While the total amount of exercise is important--more being better--new study findings suggest that turning your exercise intensity up a notch can lower the risk of heart disease in men even further.
And running, weight training, rowing and brisk walking seem particularly helpful for heart health.
Researchers from the Harvard School of Public Health in Boston followed a group of 44,452 men aged 40 to 75 from 1986 to 1998. Every 2 years all of the men were surveyed about exercise habits and heart health.
Men who reported running for an hour or more per week were found to have a 42% lower risk of heart disease compared with men who did not run.
And men who pumped iron for at least 30 minutes each week had a 23% reduced risk of heart disease compared with those who did not partake in weight training.
Those who spent an hour or more each week rowing had an 18% reduced risk of heart disease, the report indicates.

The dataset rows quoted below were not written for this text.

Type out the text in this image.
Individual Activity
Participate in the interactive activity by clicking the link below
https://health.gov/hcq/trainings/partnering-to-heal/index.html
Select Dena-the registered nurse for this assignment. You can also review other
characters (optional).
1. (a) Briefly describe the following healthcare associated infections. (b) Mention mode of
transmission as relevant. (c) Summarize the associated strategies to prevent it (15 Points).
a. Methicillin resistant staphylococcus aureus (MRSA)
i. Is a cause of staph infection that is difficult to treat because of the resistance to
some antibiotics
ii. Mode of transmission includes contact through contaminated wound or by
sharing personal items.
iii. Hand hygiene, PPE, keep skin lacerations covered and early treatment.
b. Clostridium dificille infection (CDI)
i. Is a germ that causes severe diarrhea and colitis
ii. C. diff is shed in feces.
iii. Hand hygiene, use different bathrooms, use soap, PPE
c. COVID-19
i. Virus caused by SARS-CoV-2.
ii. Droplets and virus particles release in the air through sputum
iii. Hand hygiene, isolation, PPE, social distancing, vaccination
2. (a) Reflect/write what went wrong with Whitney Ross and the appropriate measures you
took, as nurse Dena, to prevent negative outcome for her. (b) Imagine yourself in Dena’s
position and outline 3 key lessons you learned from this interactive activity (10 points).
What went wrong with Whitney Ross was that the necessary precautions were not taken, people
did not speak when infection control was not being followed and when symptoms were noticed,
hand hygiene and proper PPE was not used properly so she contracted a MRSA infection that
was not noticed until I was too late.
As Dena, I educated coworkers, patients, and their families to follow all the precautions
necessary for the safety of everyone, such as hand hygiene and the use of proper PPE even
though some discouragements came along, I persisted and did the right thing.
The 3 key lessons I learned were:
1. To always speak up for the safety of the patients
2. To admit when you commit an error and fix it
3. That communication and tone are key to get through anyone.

What's more, the men who exercised at a moderate or high level had a 6% and 17% lower heart disease risk, respectively, compared with men who engaged in low intensity exercise.
Even a half-hour each day of "brisk walking" was associated with an 18% decrease in coronary heart disease risk.
While studies have had conflicting results on the heart benefits of walking, the investigators found that only the most rapid pace reduced the risk of heart disease.
The new findings suggest that while moderate exercise like brisk walking is associated with reduced risk, greater risk reduction can be obtained with more intense exercise.
This study is the first to find a significant reduction in heart attack risk with weight training.